The Joint Support Ships are designed to replace Canada’s two existing Protecteur class Auxiliary Oiler Replenishment (AOR) vessels, the HMCS Protecteur and the HMCS Preserver, which provide a range of functions such as supplying troops at sea with fuel, munitions and food, well as extensive medical and dental facilities.


Because they have been around so long (close to 40 years) replacing the AORs has long been a priority, In fact attempts have already been made. Yet despite several efforts, the project has been hit with a slew of delays. During the end of the last decade the Canadian government asked for bids to produce three support ships, one of which would be deployed on each of its coasts and the third of which would act as backup. However the project got so laid down with demands, that the government eventually ruled that none of the competing groups could meet the specifications.


Arctic Offshore Patrol Ships

The ships that could potentially generate the best return on investment though are the proposed Arctic Offshore Patrol Vessels, which are projected to be built between 2012 and 2019.  Climatologists have suggested that global warming could eventually open up a Northwest passage, which British explorers searched in vain for decades during the 1800s, that would shorten travel from Europe to the Pacific ocean.

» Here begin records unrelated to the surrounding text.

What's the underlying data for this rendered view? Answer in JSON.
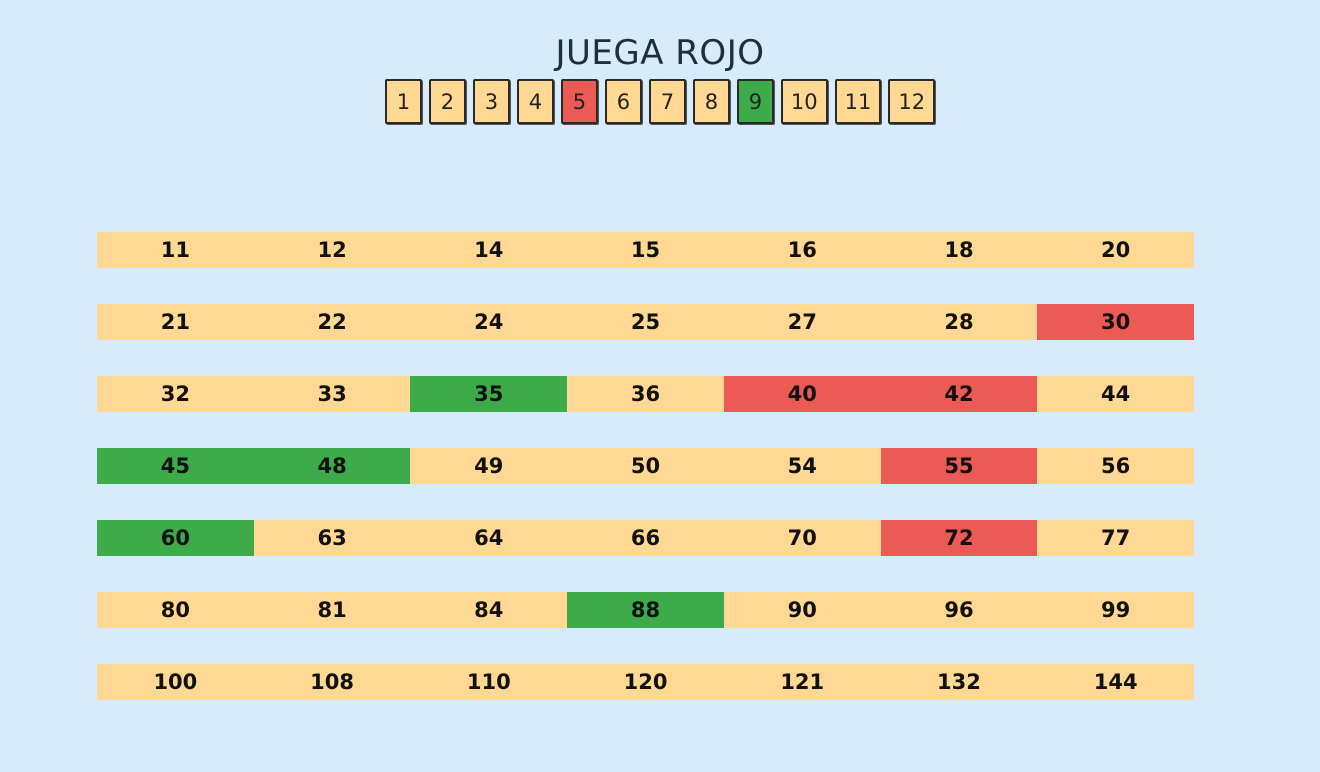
{
  "title": "JUEGA ROJO",
  "colors": {
    "background": "#d6ebfc",
    "neutral": "#ffd894",
    "red": "#ec5a56",
    "green": "#3dab4a"
  },
  "selector": [
    {
      "label": "1",
      "state": "neutral"
    },
    {
      "label": "2",
      "state": "neutral"
    },
    {
      "label": "3",
      "state": "neutral"
    },
    {
      "label": "4",
      "state": "neutral"
    },
    {
      "label": "5",
      "state": "red"
    },
    {
      "label": "6",
      "state": "neutral"
    },
    {
      "label": "7",
      "state": "neutral"
    },
    {
      "label": "8",
      "state": "neutral"
    },
    {
      "label": "9",
      "state": "green"
    },
    {
      "label": "10",
      "state": "neutral"
    },
    {
      "label": "11",
      "state": "neutral"
    },
    {
      "label": "12",
      "state": "neutral"
    }
  ],
  "board": [
    [
      {
        "v": "11",
        "s": "neutral"
      },
      {
        "v": "12",
        "s": "neutral"
      },
      {
        "v": "14",
        "s": "neutral"
      },
      {
        "v": "15",
        "s": "neutral"
      },
      {
        "v": "16",
        "s": "neutral"
      },
      {
        "v": "18",
        "s": "neutral"
      },
      {
        "v": "20",
        "s": "neutral"
      }
    ],
    [
      {
        "v": "21",
        "s": "neutral"
      },
      {
        "v": "22",
        "s": "neutral"
      },
      {
        "v": "24",
        "s": "neutral"
      },
      {
        "v": "25",
        "s": "neutral"
      },
      {
        "v": "27",
        "s": "neutral"
      },
      {
        "v": "28",
        "s": "neutral"
      },
      {
        "v": "30",
        "s": "red"
      }
    ],
    [
      {
        "v": "32",
        "s": "neutral"
      },
      {
        "v": "33",
        "s": "neutral"
      },
      {
        "v": "35",
        "s": "green"
      },
      {
        "v": "36",
        "s": "neutral"
      },
      {
        "v": "40",
        "s": "red"
      },
      {
        "v": "42",
        "s": "red"
      },
      {
        "v": "44",
        "s": "neutral"
      }
    ],
    [
      {
        "v": "45",
        "s": "green"
      },
      {
        "v": "48",
        "s": "green"
      },
      {
        "v": "49",
        "s": "neutral"
      },
      {
        "v": "50",
        "s": "neutral"
      },
      {
        "v": "54",
        "s": "neutral"
      },
      {
        "v": "55",
        "s": "red"
      },
      {
        "v": "56",
        "s": "neutral"
      }
    ],
    [
      {
        "v": "60",
        "s": "green"
      },
      {
        "v": "63",
        "s": "neutral"
      },
      {
        "v": "64",
        "s": "neutral"
      },
      {
        "v": "66",
        "s": "neutral"
      },
      {
        "v": "70",
        "s": "neutral"
      },
      {
        "v": "72",
        "s": "red"
      },
      {
        "v": "77",
        "s": "neutral"
      }
    ],
    [
      {
        "v": "80",
        "s": "neutral"
      },
      {
        "v": "81",
        "s": "neutral"
      },
      {
        "v": "84",
        "s": "neutral"
      },
      {
        "v": "88",
        "s": "green"
      },
      {
        "v": "90",
        "s": "neutral"
      },
      {
        "v": "96",
        "s": "neutral"
      },
      {
        "v": "99",
        "s": "neutral"
      }
    ],
    [
      {
        "v": "100",
        "s": "neutral"
      },
      {
        "v": "108",
        "s": "neutral"
      },
      {
        "v": "110",
        "s": "neutral"
      },
      {
        "v": "120",
        "s": "neutral"
      },
      {
        "v": "121",
        "s": "neutral"
      },
      {
        "v": "132",
        "s": "neutral"
      },
      {
        "v": "144",
        "s": "neutral"
      }
    ]
  ]
}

The challenge is that many countries, including the United States question Canada’s sovereignty in these waters. The fear is that if Canada does not assert its jurisdiction there by conducting armed seaborne surveillance, ships will pass through with impunity and that other countries could eventually lay claim to some of the region’s resources.

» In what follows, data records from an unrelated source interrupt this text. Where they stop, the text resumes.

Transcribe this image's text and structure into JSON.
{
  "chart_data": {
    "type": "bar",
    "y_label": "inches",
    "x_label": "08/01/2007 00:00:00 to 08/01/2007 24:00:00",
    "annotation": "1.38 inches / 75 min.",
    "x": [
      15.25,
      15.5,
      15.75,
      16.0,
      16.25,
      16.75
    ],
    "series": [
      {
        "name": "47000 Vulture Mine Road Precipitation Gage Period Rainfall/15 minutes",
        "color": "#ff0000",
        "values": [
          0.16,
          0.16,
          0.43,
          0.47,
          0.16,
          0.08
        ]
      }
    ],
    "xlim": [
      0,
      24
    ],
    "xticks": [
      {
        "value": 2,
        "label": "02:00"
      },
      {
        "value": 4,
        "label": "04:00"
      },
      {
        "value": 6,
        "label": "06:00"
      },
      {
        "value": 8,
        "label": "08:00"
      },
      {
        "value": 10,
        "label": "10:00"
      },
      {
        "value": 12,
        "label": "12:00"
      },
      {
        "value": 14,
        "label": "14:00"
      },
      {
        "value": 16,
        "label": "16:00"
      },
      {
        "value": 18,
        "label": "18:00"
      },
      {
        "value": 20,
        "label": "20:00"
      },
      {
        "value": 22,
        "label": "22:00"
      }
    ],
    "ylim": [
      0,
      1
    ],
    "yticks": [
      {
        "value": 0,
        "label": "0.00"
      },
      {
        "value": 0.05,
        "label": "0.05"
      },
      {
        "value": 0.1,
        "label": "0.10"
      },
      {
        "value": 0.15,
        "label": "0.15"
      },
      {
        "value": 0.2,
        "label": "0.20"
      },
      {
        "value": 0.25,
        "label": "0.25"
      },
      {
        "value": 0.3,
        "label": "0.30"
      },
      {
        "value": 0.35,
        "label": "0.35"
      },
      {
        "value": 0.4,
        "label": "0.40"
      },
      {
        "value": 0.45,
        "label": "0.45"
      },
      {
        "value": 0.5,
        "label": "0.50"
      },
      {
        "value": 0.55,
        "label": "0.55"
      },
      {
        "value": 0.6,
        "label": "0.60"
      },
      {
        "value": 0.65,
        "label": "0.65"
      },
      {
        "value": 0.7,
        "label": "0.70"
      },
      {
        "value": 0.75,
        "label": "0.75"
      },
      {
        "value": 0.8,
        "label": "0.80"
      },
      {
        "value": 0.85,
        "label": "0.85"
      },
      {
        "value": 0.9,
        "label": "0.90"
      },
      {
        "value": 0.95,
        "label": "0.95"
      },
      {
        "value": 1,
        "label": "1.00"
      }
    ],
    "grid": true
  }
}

Yet despite the Canadian government’s ambitious procurement goals, many industry watchers are waiting with a wary eye to see how much of them actually get implemented. For example while MacDonald notes that the country’s procurement budget is set to increase for the next four years, as funds saved from the reduction of Canada’s Afghanistan commitment, are gradually devoted to capital expenditures, nothing is hammered in stone. “The average time lag between when needs are actually identified and filled is well over ten years,” says the industry veteran. “There is always a temptation when there is a hole in the budget to fill it by delaying a program for another year or so.”


Yet those pressures are often higher in minority government situations. Right now, with a newly elected majority government, Canada’s armed forces procurement efforts have the best chance of materializing that they have had in some time.